Tiefkühlfisch ist bei den Verbrauchern beliebt, schließlich ist er praktisch in der Zubereitung. Nach dem Auftauen ist er aber manchmal an den Rändern glasig und beim Garen verwandelt er sich in eine geleeartige Masse - dabei müsste er natürlicherweise in Segmente zerfallen. Der Grund für die Veränderung: Dem Fisch wurden Carbonate und Wasser zugesetzt, um mehr Gewicht zu erzielen.
„Der Zusatz von Carbonaten in unverarbeiteten Lebensmitteln ist in der EU verboten“, sagt Henner Neuhaus, Prüfleiter am Institut für Fische und Fischereierzeugnisse in Cuxhaven. Die Praxis wurde dennoch in Erzeugnissen auf dem niedersächsischen Markt nachgewiesen: „Bei Proben ist uns das Phänomen in den letzten Jahren vermehrt aufgefallen“, betont Neuhaus.
Deshalb geht das Fischkompetenzzentrum Nord, zu dem das Cuxhavener Institut gehört, in die Offensive: In einer Fortbildung informieren Experten am Donnerstag tierärztliche Sachverständige aus dem gesamtem Bundesgebiet, wie bei Überprüfungen der illegalen Praxis auf die Schliche gekommen werden kann. Manipuliert werden könne sowohl bei der Verarbeitung in Asien als auch hierzulande, so Neuhaus.
Die Deutschen und der Fisch
Der Pro-Kopf-Verbrauch an Fisch ist 2016 in Deutschland von 13,5 auf 14,2 Kilogramm gestiegen. Dies hat das Fisch-Informationszentrum erhoben. Insgesamt wurden in Deutschland Fisch und Meeresfrüchte mit einem Fanggewicht von circa 1,16 Millionen Tonnen verzehrt. Die im Einzelhandel verkaufte Menge ging allerdings um 8 000 Tonnen auf 412 000 Tonnen zurück.
Obwohl die im Einzelhandel verkaufte Fischmenge zurückging, gaben die Kunden mehr Geld für Fisch und Meeresfrüchte aus. Laut der Gesellschaft für Konsumforschung belief sich die Summe auf 3,8 Milliarden Euro. Im Vorjahr waren es noch 3,7 Milliarden Euro.

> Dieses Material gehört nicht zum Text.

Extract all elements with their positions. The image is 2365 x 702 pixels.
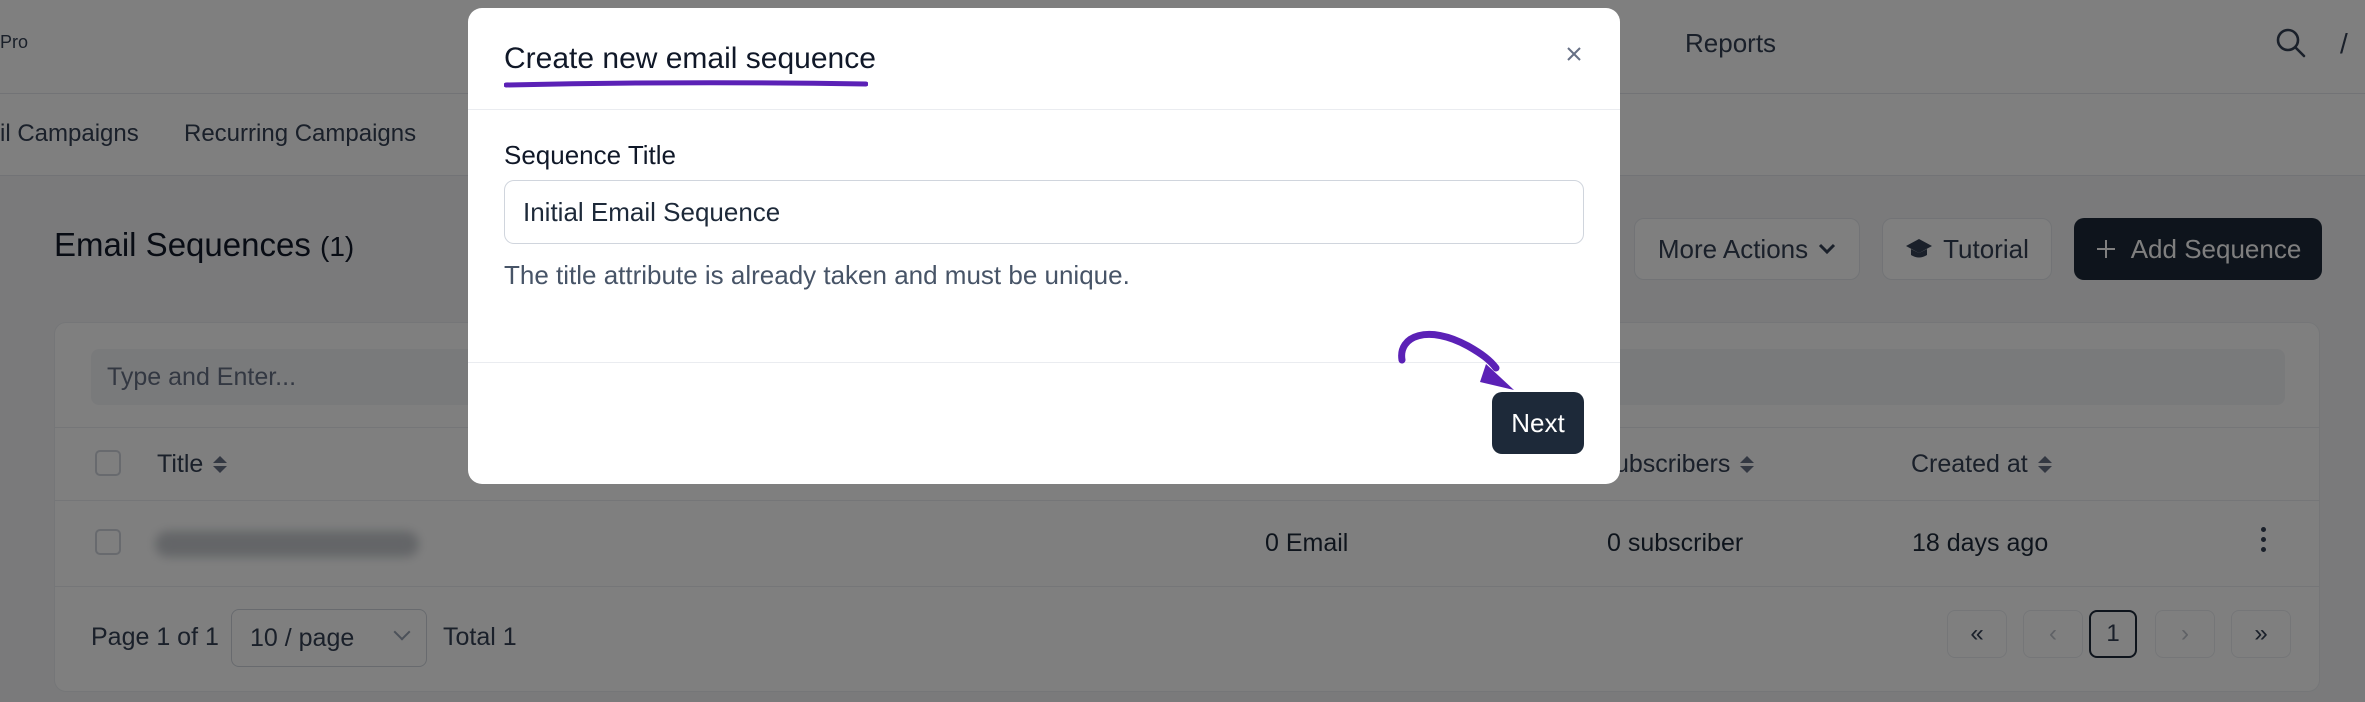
annotation-arrow-icon bbox=[1398, 330, 1514, 390]
sequence-title-input[interactable] bbox=[504, 180, 1584, 244]
validation-error: The title attribute is already taken and… bbox=[504, 260, 1130, 290]
next-button[interactable]: Next bbox=[1492, 392, 1584, 454]
sequence-title-label: Sequence Title bbox=[504, 140, 677, 170]
modal-title: Create new email sequence bbox=[504, 42, 876, 75]
create-sequence-modal: Create new email sequence Sequence Title… bbox=[468, 8, 1620, 484]
close-icon[interactable] bbox=[1562, 42, 1586, 66]
title-highlight-underline bbox=[504, 80, 868, 88]
modal-header: Create new email sequence bbox=[468, 8, 1620, 110]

Der Vorsitzende des Fisch-Informationszentrums, Thomas Lauenroth, bezeichnete den steigenden Fischkonsum als erstaunlich, angesichts der exorbitanten Preisentwicklung gerade bei Lachs und Nordseekrabben. Fisch und Meeresfrüchte hätten sich nach Angaben des Statistischen Bundesamtes im vergangenen Jahr um 3,3 Prozent verteuert, Lebensmittel insgesamt aber nur um 0,8 Prozent.
Trotz der hohen Preise ist Lachs weiterhin der beliebteste Speisefisch. Er hatte 2016 einen Marktanteil von 19,2 Prozent. Auf Platz zwei folgte Alaska-Seelachs mit 18,3 Prozent, der auch zu Fischstäbchen verarbeitet wird. Knapp dahinter liegen der Hering mit 17,4 Prozent und der Thunfisch mit 11,5 Prozent.
Die Deutschen kaufen ihren Fisch am liebsten beim Discounter oder in anderen Supermärkten. Der Anteil der Fischfachgeschäfte am Gesamtumsatz ging von 8,9 auf 8,1 Prozent zurück. Die Kunden greifen vor allem zu Tiefkühlfisch, Konserven und Marinaden. Allerdings wird Frischfisch und aufgetauter Fisch beliebter.
Das Institut für Fische und Fischereierzeugnisse hatte 2016 in jeder fünften Probe von tiefgefrorenem Fischfilet in Niedersachsen verbotene Carbonate entdeckt. Das Bayerische Landesamt für Gesundheit und Lebensmittelsicherheit beanstandete seit 2016 jede sechste Probe, weil etwa Fremdwasser nicht deklariert worden war. Eine Zunahme fehlerhafter Deklarationen sei allerdings in Bayern nicht feststellbar, sagte ein Sprecher. Auch das Bundesamt für Verbraucherschutz und Lebensmittelsicherheit kann bisher noch keinen Trend für das gesamte Bundesgebiet erkennen.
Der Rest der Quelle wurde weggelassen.